Diceware

Passphrases That You Can Memorize — But That Even the NSA Can’t Guess
https://firstlook.org/theintercept/2015/03/26/passphrases-can-memorize-attackers-cant-guess/

This is sort of a re-tweet, but having studied a bit of the science behind cryptography over the years (I once ‘invented’ an encryption algorithm and even presented it to a cryptography expert (being ignorant can have amazing payoffs if you are lucky); only later did I realize how cheeky I was and later still after doing some entropy analysis did I realize that my algorithm sucked massively) I have a very good feeling about this. Diceware is a very simple, yet elegant and effective way to produce passphrases that have a useful amount of entropy (the article does a decent job of explaining this) yet are feasible to remember. While unnecessary, throwing capitalization and/or punctuation adds a few more bits of entropy against those performing an attack.

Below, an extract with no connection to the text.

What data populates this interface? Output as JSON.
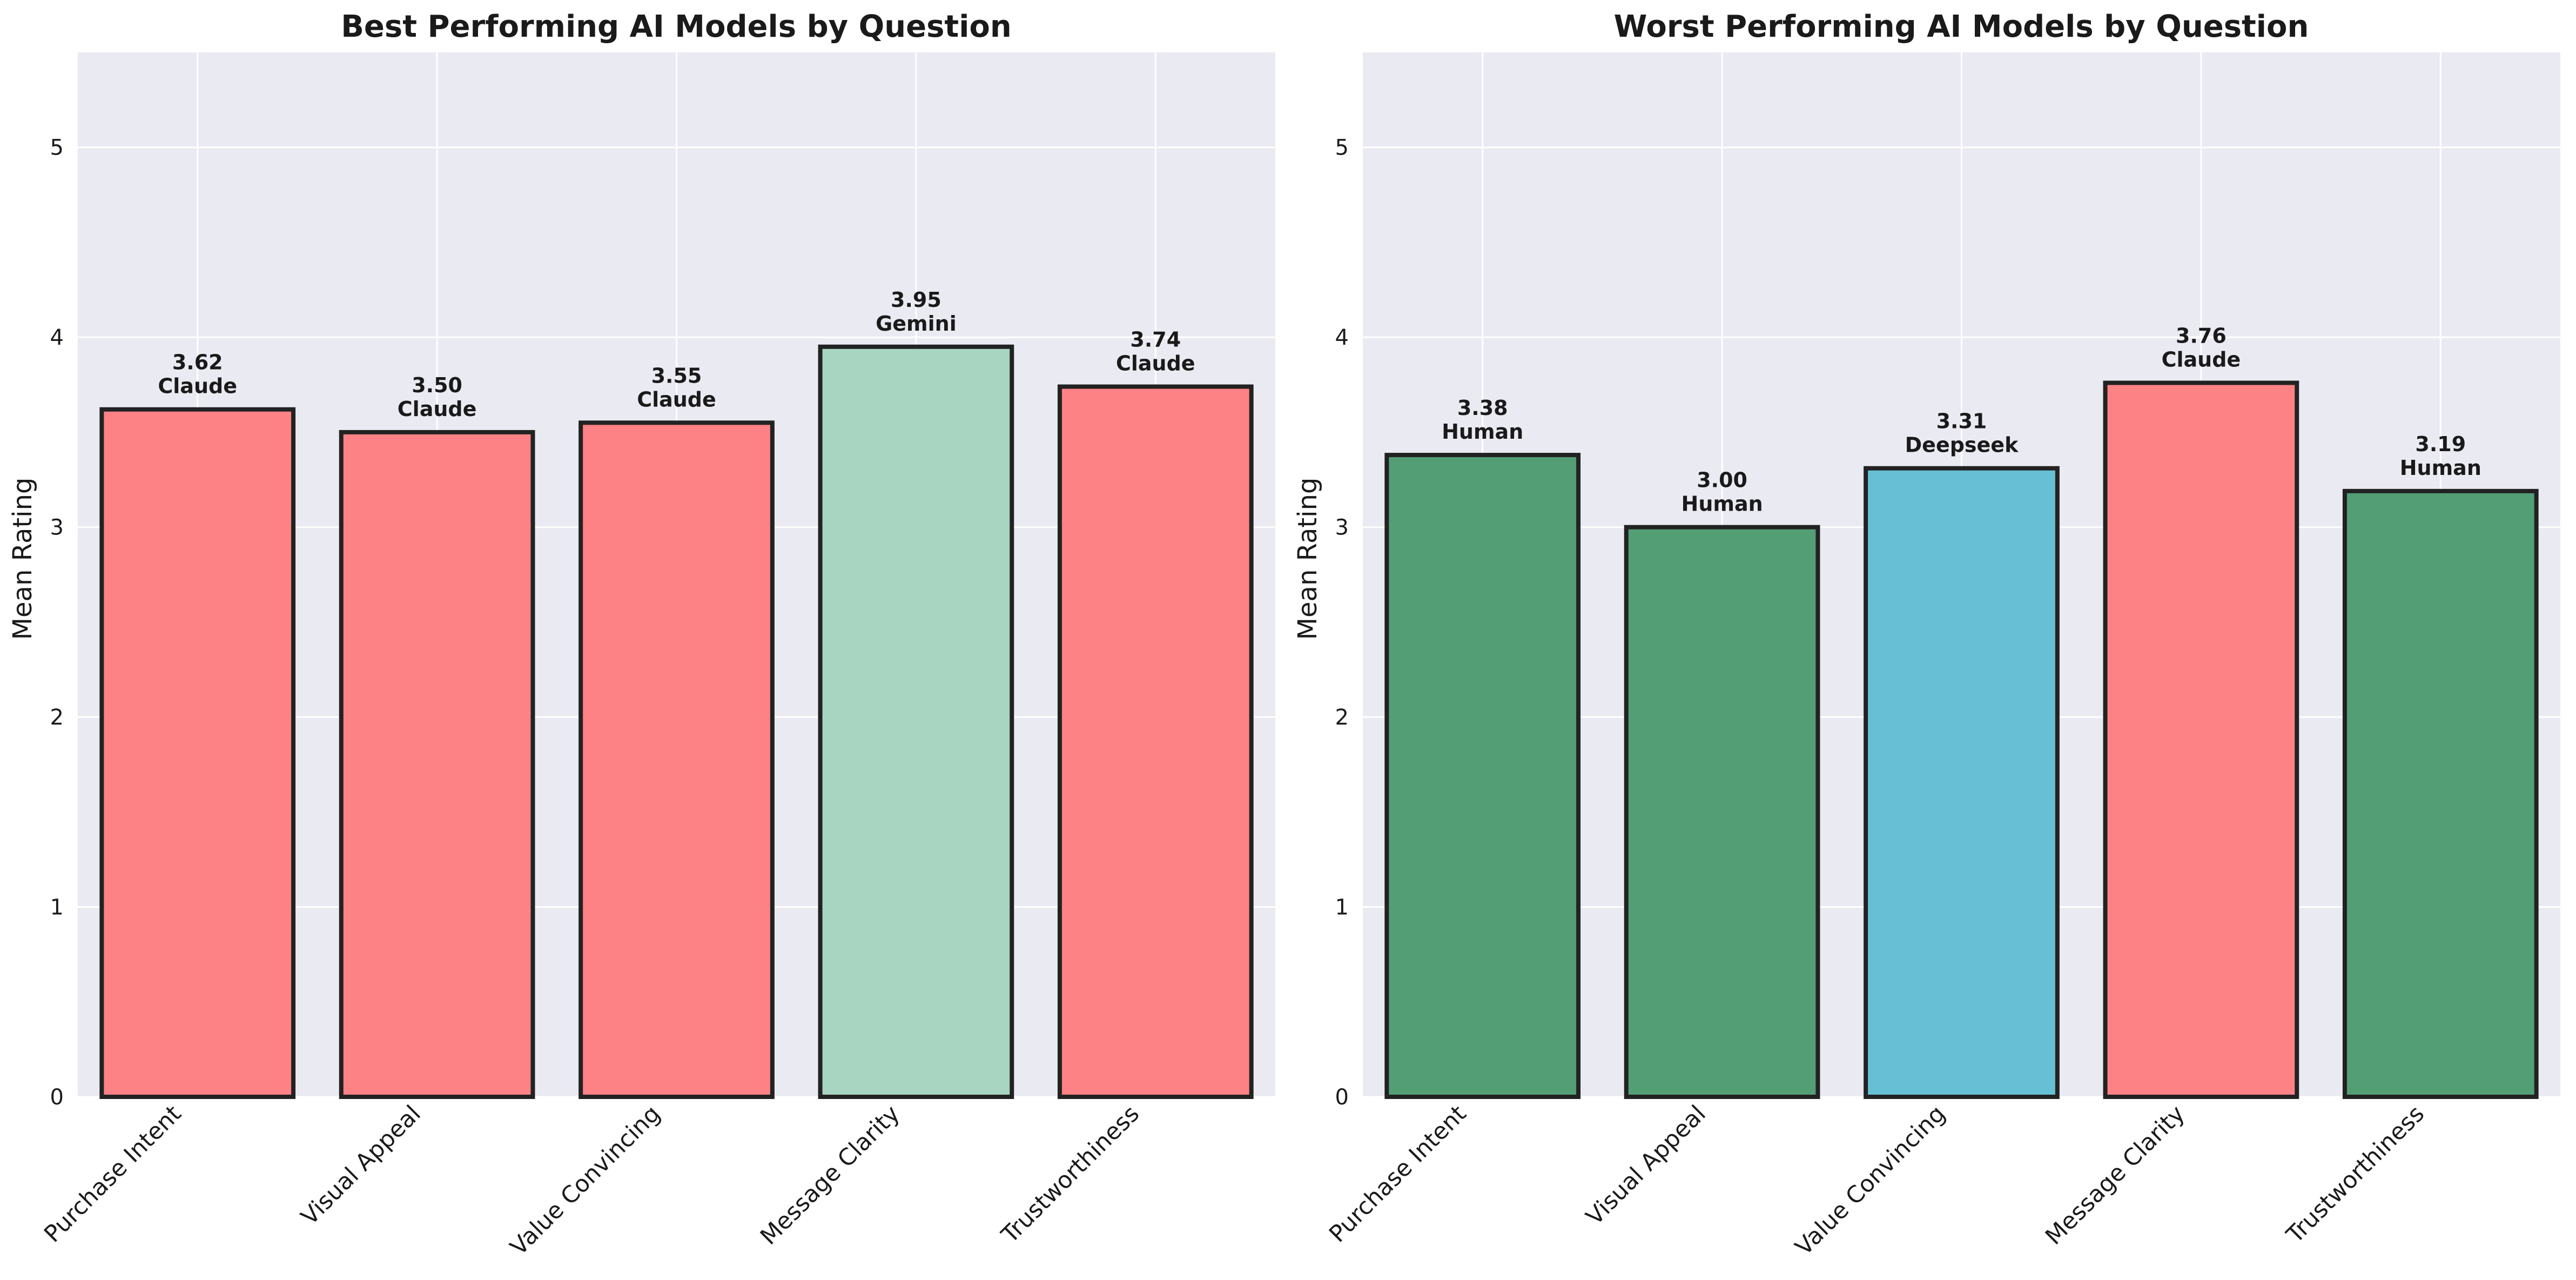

A note to reinforce the comments regarding using this technique for websites/cloud authentication: it is not feasible to test a trillion passphrases a second across the Internet against a busy server so it isn’t necessary to have the same level of entropy. Also, there are plenty of attacks that make having the best passphrase irrelevant anyway. This Diceware approach is for securing things you have physical control over (though, a note to you paranoid types: physical control is not total control if the device can ever be accessed via a device that has ever been connected in any way to any network that has ever been connected to the Internet at any time).